My experience lacked any spark or magic, leaving me disillusioned with the lust part of being in love. If being touched and made love to was so great, why hadn’t I managed to find a hint of it yet?
I scowled into the sunshine.
You’re lying to yourself.
Out of all my intrepid excursions into growing up and figuring out sex, I could list on one hand how many times I’d earned butterflies.
And not just butterflies, but cannon-exploding, powdery-wing-confetti butterflies.
And they all centred on Jacob.
A kiss from Brian was nothing, nothing compared to a stare from Jacob.
A single stare from the boy who wanted nothing to do with me managed to hijack my entire nervous system leaving me hot and cold, brave and jittery, dry-mouthed and wet-pantied.
My heartbeat quickened as I fell deeper into my fantasy. A fantasy where Jacob would kiss me until my legs collapsed and my mind turned blank. Where he scooped me up like any gallant hero a
nd carried me back to his place. Where he stripped me naked, licked the sweat from my skin, and bit me in punishment for making him crave me as much as I craved him.
I shivered in the hot afternoon, goosebumps scattering over my arms as nipples tingled and lips throbbed for such a thing.

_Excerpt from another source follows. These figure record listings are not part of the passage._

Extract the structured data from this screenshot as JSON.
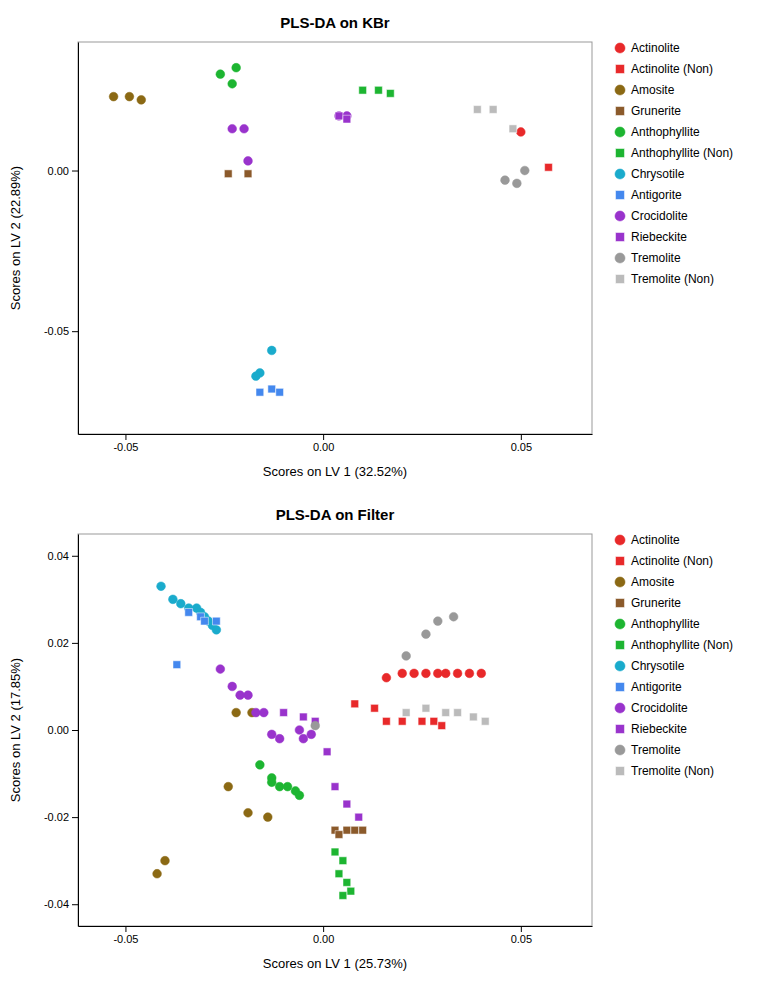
{
  "chart_data": [
    {
      "type": "scatter",
      "title": "PLS-DA on KBr",
      "xlabel": "Scores on LV 1 (32.52%)",
      "ylabel": "Scores on LV 2 (22.89%)",
      "xlim": [
        -0.062,
        0.068
      ],
      "ylim": [
        -0.082,
        0.04
      ],
      "xticks": [
        -0.05,
        {
          "value": 0,
          "label": "0.00"
        },
        0.05
      ],
      "yticks": [
        -0.05,
        {
          "value": 0,
          "label": "0.00"
        }
      ],
      "grid": false,
      "legend": "right",
      "series": [
        {
          "name": "Actinolite",
          "color": "#e8292a",
          "marker": "circle",
          "x": [
            0.05
          ],
          "values": [
            0.012
          ]
        },
        {
          "name": "Actinolite (Non)",
          "color": "#e8292a",
          "marker": "square",
          "x": [
            0.057
          ],
          "values": [
            0.001
          ]
        },
        {
          "name": "Amosite",
          "color": "#8B6914",
          "marker": "circle",
          "x": [
            -0.053,
            -0.049,
            -0.046
          ],
          "values": [
            0.023,
            0.023,
            0.022
          ]
        },
        {
          "name": "Grunerite",
          "color": "#8B5A2B",
          "marker": "square",
          "x": [
            -0.024,
            -0.019
          ],
          "values": [
            -0.001,
            -0.001
          ]
        },
        {
          "name": "Anthophyllite",
          "color": "#1db531",
          "marker": "circle",
          "x": [
            -0.026,
            -0.023,
            -0.022
          ],
          "values": [
            0.03,
            0.027,
            0.032
          ]
        },
        {
          "name": "Anthophyllite (Non)",
          "color": "#1db531",
          "marker": "square",
          "x": [
            0.01,
            0.014,
            0.017
          ],
          "values": [
            0.025,
            0.025,
            0.024
          ]
        },
        {
          "name": "Chrysotile",
          "color": "#1aabcc",
          "marker": "circle",
          "x": [
            -0.013,
            -0.016,
            -0.017
          ],
          "values": [
            -0.056,
            -0.063,
            -0.064
          ]
        },
        {
          "name": "Antigorite",
          "color": "#4488ee",
          "marker": "square",
          "x": [
            -0.013,
            -0.016,
            -0.011
          ],
          "values": [
            -0.068,
            -0.069,
            -0.069
          ]
        },
        {
          "name": "Crocidolite",
          "color": "#9933cc",
          "marker": "circle",
          "x": [
            -0.023,
            -0.02,
            -0.019,
            0.004,
            0.006
          ],
          "values": [
            0.013,
            0.013,
            0.003,
            0.017,
            0.017
          ]
        },
        {
          "name": "Riebeckite",
          "color": "#9933cc",
          "marker": "square",
          "x": [
            0.004,
            0.006
          ],
          "values": [
            0.017,
            0.016
          ]
        },
        {
          "name": "Tremolite",
          "color": "#999999",
          "marker": "circle",
          "x": [
            0.046,
            0.049,
            0.051
          ],
          "values": [
            -0.003,
            -0.004,
            0.0
          ]
        },
        {
          "name": "Tremolite (Non)",
          "color": "#bbbbbb",
          "marker": "square",
          "x": [
            0.039,
            0.043,
            0.048
          ],
          "values": [
            0.019,
            0.019,
            0.013
          ]
        }
      ]
    },
    {
      "type": "scatter",
      "title": "PLS-DA on Filter",
      "xlabel": "Scores on LV 1 (25.73%)",
      "ylabel": "Scores on LV 2 (17.85%)",
      "xlim": [
        -0.062,
        0.068
      ],
      "ylim": [
        -0.045,
        0.045
      ],
      "xticks": [
        -0.05,
        {
          "value": 0,
          "label": "0.00"
        },
        0.05
      ],
      "yticks": [
        -0.04,
        -0.02,
        {
          "value": 0,
          "label": "0.00"
        },
        0.02,
        0.04
      ],
      "grid": false,
      "legend": "right",
      "series": [
        {
          "name": "Actinolite",
          "color": "#e8292a",
          "marker": "circle",
          "x": [
            0.016,
            0.02,
            0.023,
            0.026,
            0.029,
            0.031,
            0.034,
            0.037,
            0.04
          ],
          "values": [
            0.012,
            0.013,
            0.013,
            0.013,
            0.013,
            0.013,
            0.013,
            0.013,
            0.013
          ]
        },
        {
          "name": "Actinolite (Non)",
          "color": "#e8292a",
          "marker": "square",
          "x": [
            0.008,
            0.013,
            0.016,
            0.02,
            0.025,
            0.028,
            0.03
          ],
          "values": [
            0.006,
            0.005,
            0.002,
            0.002,
            0.002,
            0.002,
            0.001
          ]
        },
        {
          "name": "Amosite",
          "color": "#8B6914",
          "marker": "circle",
          "x": [
            -0.022,
            -0.018,
            -0.024,
            -0.019,
            -0.014,
            -0.04,
            -0.042
          ],
          "values": [
            0.004,
            0.004,
            -0.013,
            -0.019,
            -0.02,
            -0.03,
            -0.033
          ]
        },
        {
          "name": "Grunerite",
          "color": "#8B5A2B",
          "marker": "square",
          "x": [
            0.003,
            0.006,
            0.008,
            0.01,
            0.004
          ],
          "values": [
            -0.023,
            -0.023,
            -0.023,
            -0.023,
            -0.024
          ]
        },
        {
          "name": "Anthophyllite",
          "color": "#1db531",
          "marker": "circle",
          "x": [
            -0.016,
            -0.013,
            -0.013,
            -0.011,
            -0.009,
            -0.007,
            -0.006
          ],
          "values": [
            -0.008,
            -0.011,
            -0.012,
            -0.013,
            -0.013,
            -0.014,
            -0.015
          ]
        },
        {
          "name": "Anthophyllite (Non)",
          "color": "#1db531",
          "marker": "square",
          "x": [
            0.003,
            0.005,
            0.004,
            0.006,
            0.007,
            0.005
          ],
          "values": [
            -0.028,
            -0.03,
            -0.033,
            -0.035,
            -0.037,
            -0.038
          ]
        },
        {
          "name": "Chrysotile",
          "color": "#1aabcc",
          "marker": "circle",
          "x": [
            -0.041,
            -0.038,
            -0.036,
            -0.034,
            -0.032,
            -0.031,
            -0.03,
            -0.029,
            -0.028,
            -0.027
          ],
          "values": [
            0.033,
            0.03,
            0.029,
            0.028,
            0.028,
            0.027,
            0.026,
            0.025,
            0.024,
            0.023
          ]
        },
        {
          "name": "Antigorite",
          "color": "#4488ee",
          "marker": "square",
          "x": [
            -0.034,
            -0.031,
            -0.03,
            -0.027,
            -0.037
          ],
          "values": [
            0.027,
            0.026,
            0.025,
            0.025,
            0.015
          ]
        },
        {
          "name": "Crocidolite",
          "color": "#9933cc",
          "marker": "circle",
          "x": [
            -0.026,
            -0.023,
            -0.021,
            -0.019,
            -0.017,
            -0.015,
            -0.013,
            -0.011,
            -0.006,
            -0.005,
            -0.003
          ],
          "values": [
            0.014,
            0.01,
            0.008,
            0.008,
            0.004,
            0.004,
            -0.001,
            -0.002,
            0.0,
            -0.002,
            -0.001
          ]
        },
        {
          "name": "Riebeckite",
          "color": "#9933cc",
          "marker": "square",
          "x": [
            -0.01,
            -0.005,
            -0.002,
            0.001,
            0.003,
            0.006,
            0.009
          ],
          "values": [
            0.004,
            0.003,
            0.002,
            -0.005,
            -0.013,
            -0.017,
            -0.02
          ]
        },
        {
          "name": "Tremolite",
          "color": "#999999",
          "marker": "circle",
          "x": [
            0.021,
            0.026,
            0.029,
            0.033,
            -0.002
          ],
          "values": [
            0.017,
            0.022,
            0.025,
            0.026,
            0.001
          ]
        },
        {
          "name": "Tremolite (Non)",
          "color": "#bbbbbb",
          "marker": "square",
          "x": [
            0.026,
            0.031,
            0.034,
            0.038,
            0.041,
            0.021
          ],
          "values": [
            0.005,
            0.004,
            0.004,
            0.003,
            0.002,
            0.004
          ]
        }
      ]
    }
  ]
}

What would it be like to see him naked? To feel his body on mine, in mine?
A full flush made me very aware I was breaking some unspoken rule by having such daydreams about Jacob Wild.
Standing, I abandoned my lunch and e-reader. Moving closer to the pond, I padded down the small jetty someone had built. My pulse was erratic, my breathing shallow. I needed to expend my nervous energy in some way.
A swim would hopefully help.
In icy water to douse my needy thirst.
Spreading my arms, I leapt into the lily-pad decorated pond.
I expected a refreshing chill, but what I got was a tepid, sun-warmed bath.
Breaking the surface, I cursed my overly explicit imagination. My skin still sparkled for touch. My tummy clenching for something I hadn’t experienced before.
But none of that mattered as I twisted in the liquid, brushed back wet hair, and squinted once again at the trees acting as sentries around Cherry River.
And unlike before when the horizon had been empty of people, now, it held a solitary figure.
A boy.
A man moving stiffly, slowly with a small backpack on his bruised spine and a weathered cowboy hat on his concussed head.
CHAPTER TWENTY-EIGHT
Hope
* * * * * *
I MOVED FAST but not too fast.
After all, I didn’t want to seem desperate.
Hoisting myself from pond to jetty, I flew to where I’d laid my frangipani-flowered towel and quickly wrapped it around my dripping body. Looking over my shoulder to make sure Jacob was still there, I scooped up the lunch Della had packed and slipped my feet into glittery flip-flops.
Armed with a peace offering and barely dressed, I made my way out of the willow grotto and toward Jacob who laboured toward his house a paddock away.
He hadn’t seen me—either too focused on his pain or deliberately blocking everything out. Either way, it gave me time to delete some distance between us before I called, “Jacob. Hi.”